Im Jahr 2017 sollen die Beschäftigten dann noch einmal 2 Prozent mehr erhalten, jedoch auch erst Mitte des Jahres, zum 1. Juni. Damit reduziert sich die Erhöhung auf das Jahr umgerechnet auf gerade einmal 1,2 Prozent. Auch das ist wirklich skandalös.


(Beifall bei der LINKEN)


Dann wollen die Arbeitgeber auch noch, dass die Eigenbeiträge der Beschäftigten zur betrieblichen Zusatzversorgung in Stufen um bis zu 0,4 Prozent erhöht werden. Ich finde es eigentlich pervers, eine Minierhöhung anzubieten und gleichzeitig höhere Belastungen der Beschäftigten zu fordern.
Verdi hat recht, wenn erklärt wird: Hände weg von unserer betrieblichen Altersversorgung, gerade in der heutigen Zeit,


(Beifall bei der LINKEN - Matthias W. Birkwald (DIE LINKE): Unbedingt!)


in der sogar von der CSU die Perspektiven der Rente problematisiert werden. Wenn ich Krankenpfleger oder Erzieher wäre oder wenn ich bei der Müllabfuhr arbeiten würde, wüsste ich ganz genau, was ich zu tun hätte: Streiken! Das ist aus meiner Sicht die einzige Antwort, die jetzt angezeigt ist. Ich finde es sehr begrüßenswert, dass Verdi jetzt zu Warnstreiks aufruft.


(Beifall bei der LINKEN)


Die Vorstellungen der Arbeitgeber laufen letztendlich auf Reallohnverluste hinaus. Man kann nur staunen: So wenig wert ist ihnen die Arbeit der Beschäftigten im öffentlichen Dienst. Das finde ich wirklich zynisch.


(Beifall bei der LINKEN)


Die Schieflage zwischen den Reallöhnen, die faktisch seit 2000 stagnieren, und den Gewinnen, die seit 2000 preisbereinigt um mehr als 30 Prozent gestiegen sind, wird immer größer. Seit dem Jahr 2000 wurde im öffentlichen Dienst der verteilungsneutrale Spielraum, der die gesamtwirtschaftliche Produktivität und die Inflation umfasst, nicht ausgeschöpft. Der Rückstand, der sich in den letzten 15 Jahren ergeben hat, liegt mittlerweile bei 6 Prozent. Von daher ist vollkommen klar: Eine 6-prozentige Erhöhung, wie sie jetzt von Verdi gefordert wird, ist genau richtig und würde endlich diese skandalöse Lücke schließen.


(Beifall bei der LINKEN)


Deshalb fordere ich die Bundesregierung und den Innenminister auf


(Dr. Thomas de Maizière (CDU/CSU): Hier!)
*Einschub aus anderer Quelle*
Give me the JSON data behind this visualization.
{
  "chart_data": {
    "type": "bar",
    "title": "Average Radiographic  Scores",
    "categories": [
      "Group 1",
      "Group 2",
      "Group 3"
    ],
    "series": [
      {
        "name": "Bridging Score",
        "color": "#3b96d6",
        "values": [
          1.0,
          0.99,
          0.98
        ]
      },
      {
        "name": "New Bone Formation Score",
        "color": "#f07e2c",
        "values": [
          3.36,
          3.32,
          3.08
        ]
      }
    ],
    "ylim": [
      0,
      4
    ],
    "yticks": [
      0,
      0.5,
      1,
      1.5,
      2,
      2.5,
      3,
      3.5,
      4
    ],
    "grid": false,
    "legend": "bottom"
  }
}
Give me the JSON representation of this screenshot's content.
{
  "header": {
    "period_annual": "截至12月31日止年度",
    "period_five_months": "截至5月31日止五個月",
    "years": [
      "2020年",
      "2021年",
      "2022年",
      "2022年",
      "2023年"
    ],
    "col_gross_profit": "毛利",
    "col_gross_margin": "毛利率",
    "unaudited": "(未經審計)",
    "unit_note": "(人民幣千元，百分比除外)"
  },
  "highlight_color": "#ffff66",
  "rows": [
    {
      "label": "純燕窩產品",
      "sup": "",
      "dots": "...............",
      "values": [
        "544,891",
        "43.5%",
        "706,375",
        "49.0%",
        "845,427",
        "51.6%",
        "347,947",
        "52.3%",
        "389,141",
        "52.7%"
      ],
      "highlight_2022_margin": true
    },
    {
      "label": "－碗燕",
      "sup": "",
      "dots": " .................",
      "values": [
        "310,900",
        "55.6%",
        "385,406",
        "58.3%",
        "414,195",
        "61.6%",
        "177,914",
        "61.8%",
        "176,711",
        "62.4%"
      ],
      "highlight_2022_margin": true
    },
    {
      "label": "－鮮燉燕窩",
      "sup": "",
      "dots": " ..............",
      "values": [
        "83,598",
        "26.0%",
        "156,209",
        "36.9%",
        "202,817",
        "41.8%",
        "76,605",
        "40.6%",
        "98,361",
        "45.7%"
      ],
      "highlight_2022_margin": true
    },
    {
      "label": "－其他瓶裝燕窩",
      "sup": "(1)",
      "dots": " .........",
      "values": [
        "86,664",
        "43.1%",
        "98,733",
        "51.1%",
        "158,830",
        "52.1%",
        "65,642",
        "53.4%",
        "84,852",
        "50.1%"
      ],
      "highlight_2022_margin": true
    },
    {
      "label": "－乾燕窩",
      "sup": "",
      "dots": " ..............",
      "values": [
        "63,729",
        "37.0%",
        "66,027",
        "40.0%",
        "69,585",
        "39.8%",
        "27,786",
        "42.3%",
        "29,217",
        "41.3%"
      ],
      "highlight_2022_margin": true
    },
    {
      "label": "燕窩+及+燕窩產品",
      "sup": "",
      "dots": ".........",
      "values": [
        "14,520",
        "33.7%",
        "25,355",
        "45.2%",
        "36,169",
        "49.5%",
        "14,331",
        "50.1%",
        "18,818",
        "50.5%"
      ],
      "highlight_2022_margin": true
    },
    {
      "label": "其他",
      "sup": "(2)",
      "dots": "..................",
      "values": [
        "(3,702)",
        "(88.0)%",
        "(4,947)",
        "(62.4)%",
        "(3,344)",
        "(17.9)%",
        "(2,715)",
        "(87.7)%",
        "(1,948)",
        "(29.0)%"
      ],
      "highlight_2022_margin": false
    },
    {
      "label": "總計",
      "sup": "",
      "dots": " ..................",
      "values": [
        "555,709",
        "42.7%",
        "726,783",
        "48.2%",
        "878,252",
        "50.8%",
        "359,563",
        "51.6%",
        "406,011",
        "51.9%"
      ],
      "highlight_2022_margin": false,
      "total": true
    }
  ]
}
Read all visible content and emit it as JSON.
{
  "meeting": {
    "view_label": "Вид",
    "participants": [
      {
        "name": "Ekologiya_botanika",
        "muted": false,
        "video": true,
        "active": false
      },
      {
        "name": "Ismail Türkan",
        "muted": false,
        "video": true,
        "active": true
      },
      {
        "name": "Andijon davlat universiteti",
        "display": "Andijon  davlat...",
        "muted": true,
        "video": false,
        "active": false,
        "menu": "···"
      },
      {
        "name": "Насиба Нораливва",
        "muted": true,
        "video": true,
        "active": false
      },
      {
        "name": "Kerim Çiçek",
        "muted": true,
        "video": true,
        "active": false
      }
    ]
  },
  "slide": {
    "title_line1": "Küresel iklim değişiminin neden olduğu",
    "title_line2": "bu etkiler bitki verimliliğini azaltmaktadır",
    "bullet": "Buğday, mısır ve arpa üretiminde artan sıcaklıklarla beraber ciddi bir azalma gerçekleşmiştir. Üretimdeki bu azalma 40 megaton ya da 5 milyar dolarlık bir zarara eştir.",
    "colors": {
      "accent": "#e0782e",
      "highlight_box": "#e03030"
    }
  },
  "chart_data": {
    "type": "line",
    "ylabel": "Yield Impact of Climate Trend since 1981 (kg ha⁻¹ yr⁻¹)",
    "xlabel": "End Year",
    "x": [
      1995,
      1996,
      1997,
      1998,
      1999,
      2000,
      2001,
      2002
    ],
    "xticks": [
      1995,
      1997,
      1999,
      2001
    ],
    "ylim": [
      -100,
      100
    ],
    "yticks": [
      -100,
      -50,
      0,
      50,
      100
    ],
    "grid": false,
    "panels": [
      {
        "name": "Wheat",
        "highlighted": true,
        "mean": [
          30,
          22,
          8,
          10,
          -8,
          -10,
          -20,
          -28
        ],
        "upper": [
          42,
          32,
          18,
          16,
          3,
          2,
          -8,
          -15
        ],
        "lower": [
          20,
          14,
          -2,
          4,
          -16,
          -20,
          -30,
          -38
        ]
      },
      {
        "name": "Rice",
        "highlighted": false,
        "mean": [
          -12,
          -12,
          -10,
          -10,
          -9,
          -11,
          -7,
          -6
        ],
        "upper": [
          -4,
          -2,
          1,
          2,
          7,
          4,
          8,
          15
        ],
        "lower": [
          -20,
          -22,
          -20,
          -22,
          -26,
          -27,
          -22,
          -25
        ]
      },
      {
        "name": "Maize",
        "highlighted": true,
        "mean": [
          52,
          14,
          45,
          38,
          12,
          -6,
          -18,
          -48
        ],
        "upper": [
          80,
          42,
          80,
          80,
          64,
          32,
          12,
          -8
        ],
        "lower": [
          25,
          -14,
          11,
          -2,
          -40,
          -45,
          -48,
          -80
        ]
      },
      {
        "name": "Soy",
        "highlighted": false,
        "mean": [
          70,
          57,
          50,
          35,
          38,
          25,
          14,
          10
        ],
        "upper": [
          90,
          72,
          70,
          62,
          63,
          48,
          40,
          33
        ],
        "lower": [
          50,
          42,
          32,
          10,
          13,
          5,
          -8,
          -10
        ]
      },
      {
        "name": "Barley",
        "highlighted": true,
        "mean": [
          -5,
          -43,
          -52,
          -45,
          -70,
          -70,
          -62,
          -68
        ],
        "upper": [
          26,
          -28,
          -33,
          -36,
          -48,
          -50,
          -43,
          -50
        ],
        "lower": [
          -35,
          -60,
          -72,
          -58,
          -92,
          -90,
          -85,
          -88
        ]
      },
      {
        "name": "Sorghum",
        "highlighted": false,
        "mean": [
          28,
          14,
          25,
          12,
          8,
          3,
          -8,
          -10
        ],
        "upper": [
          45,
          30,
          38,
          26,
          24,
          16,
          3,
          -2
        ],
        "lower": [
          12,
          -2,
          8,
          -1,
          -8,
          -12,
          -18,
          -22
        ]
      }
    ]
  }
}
- es ist irritierend, dass Sie bei Ihrer Fraktion sitzen -, auf die Forderung der Gewerkschaften einzugehen und sie zu erfüllen. Das wäre das Mindeste. Dann gibt es auch keine Warnstreiks mehr.
(Beifall bei der LINKEN)


Auch im Vergleich mit der Industrie ist der öffentliche Dienst abgehängt. Die Lücke beträgt rund 10 Prozentpunkte. Ist denn die Dienstleistungsarbeit an Menschen, die Pflegearbeit uns so viel weniger wert als das Zusammenschrauben von Autos? Ich finde, da läuft etwas vollkommen schief in dieser Gesellschaft.


(Beifall bei der LINKEN)


Steigende Löhne im öffentlichen Dienst sind ein wichtiger Beitrag zur Stärkung des privaten Konsums und damit der Binnennachfrage, und sie sind auch wichtig, um die Deflation zu bekämpfen. Herr de Maizière, die gleichen Politiker, die die EZB wegen der Nullzinspolitik schelten, sind jetzt dabei, eine Lohnerhöhung anzubieten, die absolut deflationär wirkt. Wenn Sie so weitermachen, dann hat die EZB nie eine Chance, aus ihrer Politik, die auch ich kritisch beurteile, herauszukommen. Es ist vollkommen abstrus, was Sie da hingelegt haben.


(Beifall bei der LINKEN)

Die Forderungen von Verdi kosten Bund und Kommunen etwa 6 Milliarden Euro. Angesichts eines Haushaltsüberschusses von 30 Milliarden Euro kann doch wirklich niemand behaupten, es sei kein Geld da. Um den Arbeitgebern beim Nachdenken zu helfen, kann ich jedenfalls den Beschäftigten nur empfehlen: Beteiligt euch massenhaft an den Warnstreiks, zu denen jetzt von den Gewerkschaften, von Verdi, aufgerufen wird!

Danke schön.

(Beifall bei der LINKEN)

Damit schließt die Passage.